In response to many requests of what tax records should be kept and how long, we have prepared the following list for your reference based on Federal Laws.

Income tax returns and supporting documents – Keep at least 4 years and preferably 7 if space is not critical. Once this period has elapsed, the documents can be discarded, but the returns themselves, which do not take much space, should probably be retained indefinitely.

Residential property records – All escrow statements (purchase and sale) plus receipts for improvements should be kept for at least 5 years after property is sold. (Including refinance papers)

Purchase receipts for stocks, bonds, mutual funds – These should also be kept for at least 5 years after the asset is sold. This would include record of stock dividends, splits and reinvested dividends.

Depreciation records – For any rental real estate or depreciable business property you own, keep records of the property’s cost, date acquired, and schedule of depreciation claimed in previous years. This record should be kept until 5 years after the property is disposed of.
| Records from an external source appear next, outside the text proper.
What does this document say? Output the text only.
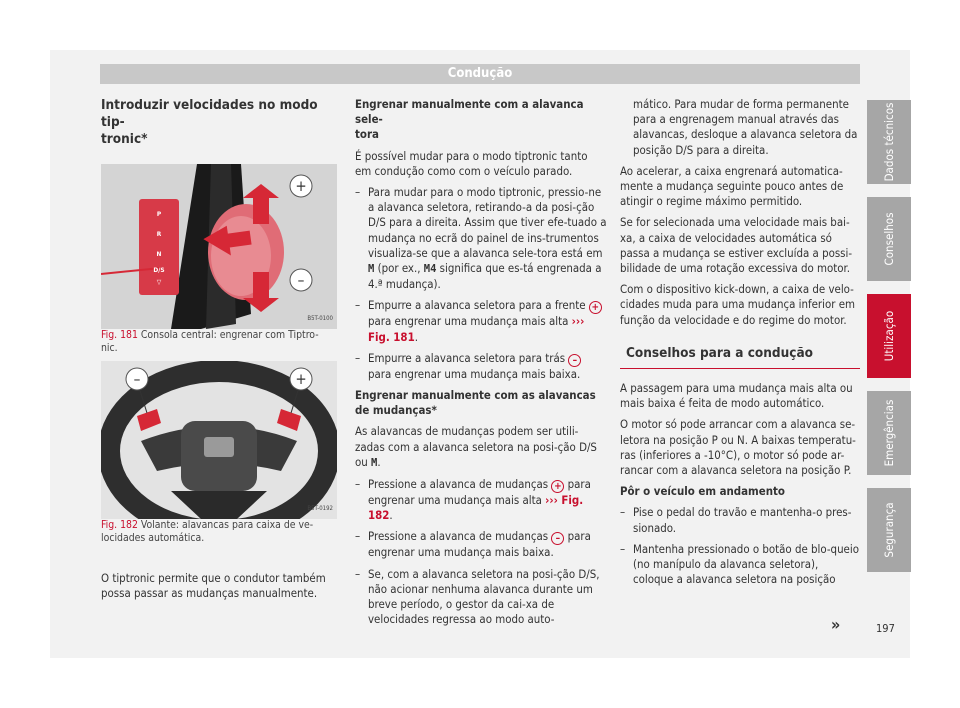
Condução
Introduzir velocidades no modo tip-
tronic*
+
–
P
R
N
D/S
▽
B5T-0100

Fig. 181 Consola central: engrenar com Tiptro- nic.

–	+
B5T-0192

Fig. 182 Volante: alavancas para caixa de ve- locidades automática.

O tiptronic permite que o condutor também possa passar as mudanças manualmente.

Engrenar manualmente com a alavanca sele-
tora

É possível mudar para o modo tiptronic tanto em condução como com o veículo parado.

– Para mudar para o modo tiptronic, pressio-ne a alavanca seletora, retirando-a da posi-ção D/S para a direita. Assim que tiver efe-tuado a mudança no ecrã do painel de ins-trumentos visualiza-se que a alavanca sele-tora está em M (por ex., M4 significa que es-tá engrenada a 4.ª mudança).

– Empurre a alavanca seletora para a frente + para engrenar uma mudança mais alta ››› Fig. 181.

– Empurre a alavanca seletora para trás – para engrenar uma mudança mais baixa.

Engrenar manualmente com as alavancas de mudanças*

As alavancas de mudanças podem ser utili-zadas com a alavanca seletora na posi-ção D/S ou M.

– Pressione a alavanca de mudanças + para engrenar uma mudança mais alta ››› Fig. 182.

– Pressione a alavanca de mudanças – para engrenar uma mudança mais baixa.

– Se, com a alavanca seletora na posi-ção D/S, não acionar nenhuma alavanca durante um breve período, o gestor da cai-xa de velocidades regressa ao modo auto-

mático. Para mudar de forma permanente para a engrenagem manual através das alavancas, desloque a alavanca seletora da posição D/S para a direita.

Ao acelerar, a caixa engrenará automatica-mente a mudança seguinte pouco antes de atingir o regime máximo permitido.

Se for selecionada uma velocidade mais bai-xa, a caixa de velocidades automática só passa a mudança se estiver excluída a possi-bilidade de uma rotação excessiva do motor.

Com o dispositivo kick-down, a caixa de velo-cidades muda para uma mudança inferior em função da velocidade e do regime do motor.

Conselhos para a condução

A passagem para uma mudança mais alta ou mais baixa é feita de modo automático.

O motor só pode arrancar com a alavanca se-letora na posição P ou N. A baixas temperatu-ras (inferiores a -10°C), o motor só pode ar-rancar com a alavanca seletora na posição P.

Pôr o veículo em andamento

– Pise o pedal do travão e mantenha-o pres-sionado.

– Mantenha pressionado o botão de blo-queio (no manípulo da alavanca seletora), coloque a alavanca seletora na posição

»	197
Dados técnicos
Conselhos
Utilização
Emergências
Segurança
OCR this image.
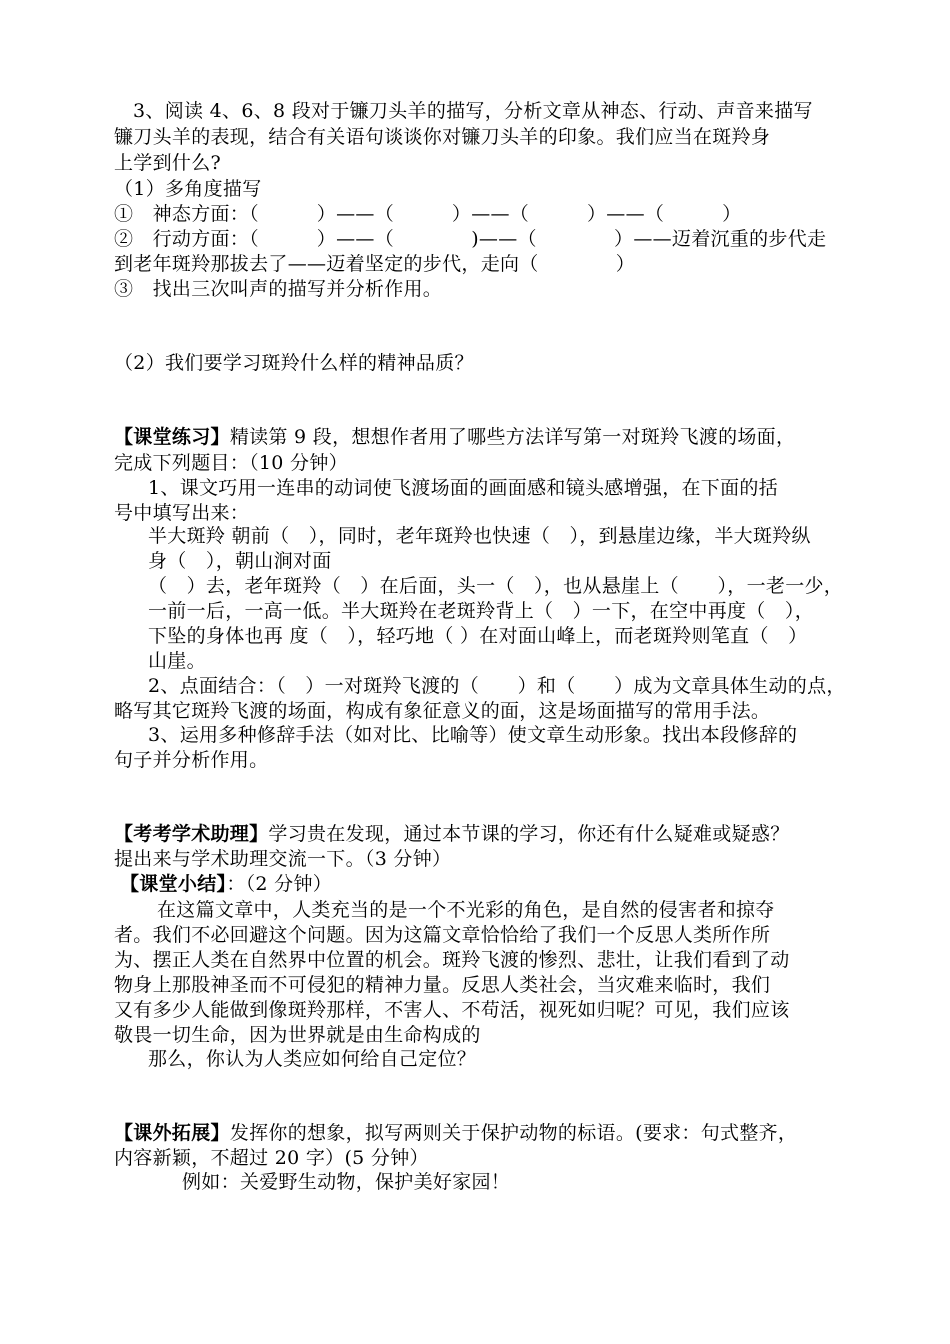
3、阅读 4、6、8 段对于镰刀头羊的描写，分析文章从神态、行动、声音来描写
镰刀头羊的表现，结合有关语句谈谈你对镰刀头羊的印象。我们应当在斑羚身
上学到什么?
（1）多角度描写
①　神态方面：（　　　）——（　　　）——（　　　）——（　　　）
②　行动方面：（　　　）——（　　　　)——（　　　　）——迈着沉重的步代走
到老年斑羚那拔去了——迈着坚定的步代，走向（　　　　）
③　找出三次叫声的描写并分析作用。
（2）我们要学习斑羚什么样的精神品质？
【课堂练习】精读第 9 段，想想作者用了哪些方法详写第一对斑羚飞渡的场面，
完成下列题目：（10 分钟）
1、课文巧用一连串的动词使飞渡场面的画面感和镜头感增强，在下面的括
号中填写出来：
半大斑羚 朝前（　），同时，老年斑羚也快速（　），到悬崖边缘，半大斑羚纵
身（　），朝山涧对面
（　）去，老年斑羚（　）在后面，头一（　），也从悬崖上（　　），一老一少，
一前一后，一高一低。半大斑羚在老斑羚背上（　）一下，在空中再度（　），
下坠的身体也再 度（　），轻巧地（ ）在对面山峰上，而老斑羚则笔直（　）
山崖。
2、点面结合：（　）一对斑羚飞渡的（　　）和（　　）成为文章具体生动的点，
略写其它斑羚飞渡的场面，构成有象征意义的面，这是场面描写的常用手法。
3、运用多种修辞手法（如对比、比喻等）使文章生动形象。找出本段修辞的
句子并分析作用。
【考考学术助理】学习贵在发现，通过本节课的学习，你还有什么疑难或疑惑？
提出来与学术助理交流一下。（3 分钟）
【课堂小结】：（2 分钟）
在这篇文章中，人类充当的是一个不光彩的角色，是自然的侵害者和掠夺
者。我们不必回避这个问题。因为这篇文章恰恰给了我们一个反思人类所作所
为、摆正人类在自然界中位置的机会。斑羚飞渡的惨烈、悲壮，让我们看到了动
物身上那股神圣而不可侵犯的精神力量。反思人类社会，当灾难来临时，我们
又有多少人能做到像斑羚那样，不害人、不苟活，视死如归呢？可见，我们应该
敬畏一切生命，因为世界就是由生命构成的
那么，你认为人类应如何给自己定位？
【课外拓展】发挥你的想象，拟写两则关于保护动物的标语。(要求：句式整齐，
内容新颖，不超过 20 字）(5 分钟）
例如：关爱野生动物，保护美好家园！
Retirement plan contributions – Records of non-deductible IRA deposits, employer plan stock purchased, rollovers, and Keogh plan deposits should be kept until 5 years after the plan assets have been withdrawn.

Personal records – Important papers such as estate and gift returns, divorce and property settlement agreements, deeds, title insurance policies, and all trust documents should be kept in a permanent file, or perhaps a safe deposit box.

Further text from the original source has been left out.